Валерий выходил на крыльцо. Сначала сердито, потом как-то беспокойно смотрел на безразличный частокол лиственниц.

Густая тень поглотила их домик. Он вышел на крыльцо снова и увидел, как над северной частью горизонта поднимается белый сегмент.

Печь уже остывала, когда Валерий услышал, как скрипнула дверь.

Часто дыша, опираясь на ствол ружья, за порогом стоял Николай.

Он поднял ногу, занес ее, силясь шагнуть. Медленно наклонился. И начал падать. Вперед и немного в сторону.


«Я провозился с ним весь вечер. Дело сложнее, чем я думал. Он поломал лыжи. Шел по тайге и напоролся на наледь.

Представляешь, окунуться в воду при наших морозах?! Как он добрался, не приложу ума. Ноги я ему оттер, но простудился парень знатно. Вторые сутки наша станция не передает сводки. Увы, рацией я овладеть не успел. Правда, молчание — сигнал о том, что здесь что-то случилось, но АН-2 у нас сейчас не сядет, а вертолеты при температуре ниже минус сорок не летают. А у нас сейчас… впрочем, ладно. Думаю, к утру он отойдет…

Выходил сейчас снять показания. Хоть мы и молчим, но наблюдения — святое дело…

Эх, что сейчас делается на небе, Майка! Давно я собираюсь… Ну ладно. Попробую.

Понимаешь, в этом есть что-то пугающее. Сполох… Старинное русское слово «пожар».

Знаешь, разумом все приемлешь. Магнитные бури, пятна на солнце, светящиеся газы на высоте 250–300 километров. Все это так, но сердцу труднее давать команды, сердце не хочет мириться с формулами и ищет в сполохах свои странные, ему лишь понятные тайны…

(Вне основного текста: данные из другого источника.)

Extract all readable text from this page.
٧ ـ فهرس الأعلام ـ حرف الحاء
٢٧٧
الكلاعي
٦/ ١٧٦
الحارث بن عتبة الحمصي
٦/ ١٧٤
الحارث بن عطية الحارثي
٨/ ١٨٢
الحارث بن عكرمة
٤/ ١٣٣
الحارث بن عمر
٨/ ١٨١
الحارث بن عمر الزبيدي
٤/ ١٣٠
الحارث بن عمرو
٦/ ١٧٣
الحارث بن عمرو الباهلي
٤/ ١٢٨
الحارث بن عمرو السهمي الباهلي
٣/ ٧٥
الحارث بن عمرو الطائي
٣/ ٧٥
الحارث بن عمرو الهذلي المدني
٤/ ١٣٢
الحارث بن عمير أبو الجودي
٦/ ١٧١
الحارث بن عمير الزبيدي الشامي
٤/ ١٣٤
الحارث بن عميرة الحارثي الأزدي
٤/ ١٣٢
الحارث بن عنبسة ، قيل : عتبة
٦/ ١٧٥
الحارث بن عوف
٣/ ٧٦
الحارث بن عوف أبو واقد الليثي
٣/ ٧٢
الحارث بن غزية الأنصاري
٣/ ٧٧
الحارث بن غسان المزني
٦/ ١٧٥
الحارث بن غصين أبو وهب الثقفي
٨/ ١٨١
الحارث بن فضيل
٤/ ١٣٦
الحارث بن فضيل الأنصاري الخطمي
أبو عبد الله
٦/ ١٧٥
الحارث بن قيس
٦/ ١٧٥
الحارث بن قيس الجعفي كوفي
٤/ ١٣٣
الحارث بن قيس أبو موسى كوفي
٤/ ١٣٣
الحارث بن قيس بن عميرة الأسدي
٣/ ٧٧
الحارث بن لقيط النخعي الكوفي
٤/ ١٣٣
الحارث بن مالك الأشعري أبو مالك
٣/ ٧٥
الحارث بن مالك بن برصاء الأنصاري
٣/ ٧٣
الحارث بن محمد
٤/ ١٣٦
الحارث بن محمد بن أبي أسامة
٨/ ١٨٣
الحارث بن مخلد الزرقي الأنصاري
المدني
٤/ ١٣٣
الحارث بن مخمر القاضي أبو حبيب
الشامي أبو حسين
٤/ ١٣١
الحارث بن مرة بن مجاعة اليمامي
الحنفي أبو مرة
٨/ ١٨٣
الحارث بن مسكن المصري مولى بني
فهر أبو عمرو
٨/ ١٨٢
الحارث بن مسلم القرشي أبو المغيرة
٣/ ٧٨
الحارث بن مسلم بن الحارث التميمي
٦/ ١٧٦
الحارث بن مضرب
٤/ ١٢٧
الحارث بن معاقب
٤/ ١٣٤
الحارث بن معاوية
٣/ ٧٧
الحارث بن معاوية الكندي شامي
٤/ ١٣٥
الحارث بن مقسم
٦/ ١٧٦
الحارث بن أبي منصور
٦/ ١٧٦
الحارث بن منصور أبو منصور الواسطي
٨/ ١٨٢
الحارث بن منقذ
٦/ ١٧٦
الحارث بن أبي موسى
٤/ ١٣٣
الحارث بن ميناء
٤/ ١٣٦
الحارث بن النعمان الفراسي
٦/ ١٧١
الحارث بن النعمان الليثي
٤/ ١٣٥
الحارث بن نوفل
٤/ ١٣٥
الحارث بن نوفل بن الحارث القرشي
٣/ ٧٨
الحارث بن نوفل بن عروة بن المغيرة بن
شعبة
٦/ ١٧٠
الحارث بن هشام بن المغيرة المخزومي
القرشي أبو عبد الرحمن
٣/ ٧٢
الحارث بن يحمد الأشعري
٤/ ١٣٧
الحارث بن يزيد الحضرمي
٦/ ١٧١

Есть такое слово «мерячка». Я, Майка, не верил, да и сейчас верю с трудом, хотя и раньше слышал рассказы старожилов.

Мерячка — это полярная истерия, которой заболевают люди под воздействием северного сияния. Вплоть до психического расстройства.

Верится с трудом. По крайней мере, на себе я этого не чувствую, хотя, знаешь, с трудом заставляешь себя уйти в дом.

Впрочем… Задумался сейчас над словом «сполох». Иногда про нервного, неуравновешенного человека говорят: «заполошный». И еще: всполошиться — значит, взволноваться. Как видишь, языковые корни голосуют «за»…

Что-то мой парень спит неспокойно. Градусник у нас разбит, но, судя по всему, жар у него приличный…»



Тайга стояла притихшая и светлая…

Валерия крепко рванули за плечо. Резко повернулся.

— Николай!

Радист стоял боком на леденелом крыльце. Бледный, что-то шептал, потом засмеялся. Пришлось завернуть Николаю руку, прежде чем он втащил его в дом.

«Его надо связать, — подумал Валерий. — Иначе… Хорошо. А дальше? Вызвать самолет? Помахав ему шапкой? Или набрать «0–3» и попросить «скорую помощь»?

Он перенес Николая на кровать и крепко привязал жгутами, скрученными из простыней. С крыльца глянул в небо. Оно погасло, и только на севере где-то мерцало.

Рядом с домом, на высоких козлах, стояла оленья нарта. Тронул ее рукой, потом решительно ударил ножом по обрывку ремня, державшего нарту на козлах.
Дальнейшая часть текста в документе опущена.